Currently, Ms. Tsai is somewhat of an anomaly in the rest of  Asia. Though other Asian nations have elected female presidents, these women most often have connections to prominent male politicians. The President of South Korea, Park Geun-hye, is the daughter of a former president. The former Philippine President, Corazon C. Aquino, was the wife of a senator and was succeeded by the daughter of a former president. President Tsai however, has no relation to any prominent male politicians (Ramzy 2015). This is another illustration in the powerful political force that independent women in Taiwan possess.

Conclusion

The quota system has obviously played an important role in advancing women’s representation in Taiwan.

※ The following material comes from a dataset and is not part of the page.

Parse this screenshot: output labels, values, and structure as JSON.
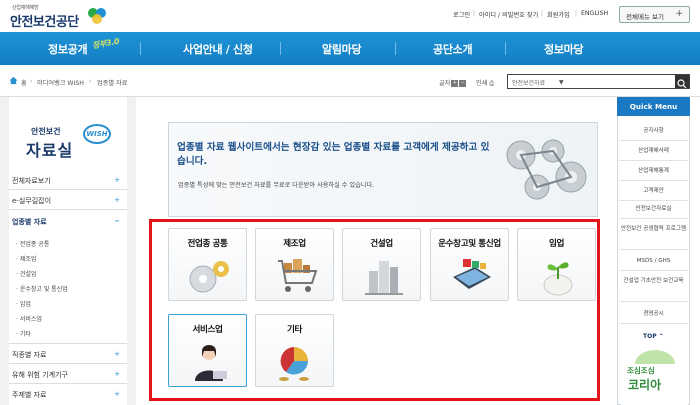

As more women run for and are elected to office, we will likely see even more women climbing the political ranks. I think it is important to note however, that despite the quota system assisting Taiwanese women in making political gains, Taiwan still faces a political pipeline problem. The two most powerful women in the history of Taiwanese politics, Annette Lu, who served as Vice President, and Tsai Ing-wen, the current president, were both lawyers by profession. Not only were these two women lawyers before entering public service, they were both educated at top-tier western schools (Lu graduated from the University of Harvard as well as Harvard University, Tsai from Cornell University and the London School of Economics). If an expensive overseas education in legal studies remains an unspoken requirement for women politicians in Taiwan, then the road to parity with men will be rather difficult. As this continues to be an issue in the US as well, the fact that less women choose to be lawyers or enter other professions that often lead to political office, the pipeline effect is definitely a topic that deserves further study.   

References


Campbell, Charlie. 2016. "Taiwan Elects Its First Female President." Time Magazine, January 16.

Chou, Bih-Er. 1990. Women in Taiwan Politics L. Rienner, Boulder, Colo.

Lu, Annette. 2009. "An End to Patriarchy: Democratic Transformation and Women's Liberation in Taiwan." Georgetown Journal of International Affairs 10, no. 1: 47-53.

Ramzy, Austin. 2015. "Presidential Race in Taiwan Reflects Women's Rise in Politics." The New York Times, September 10.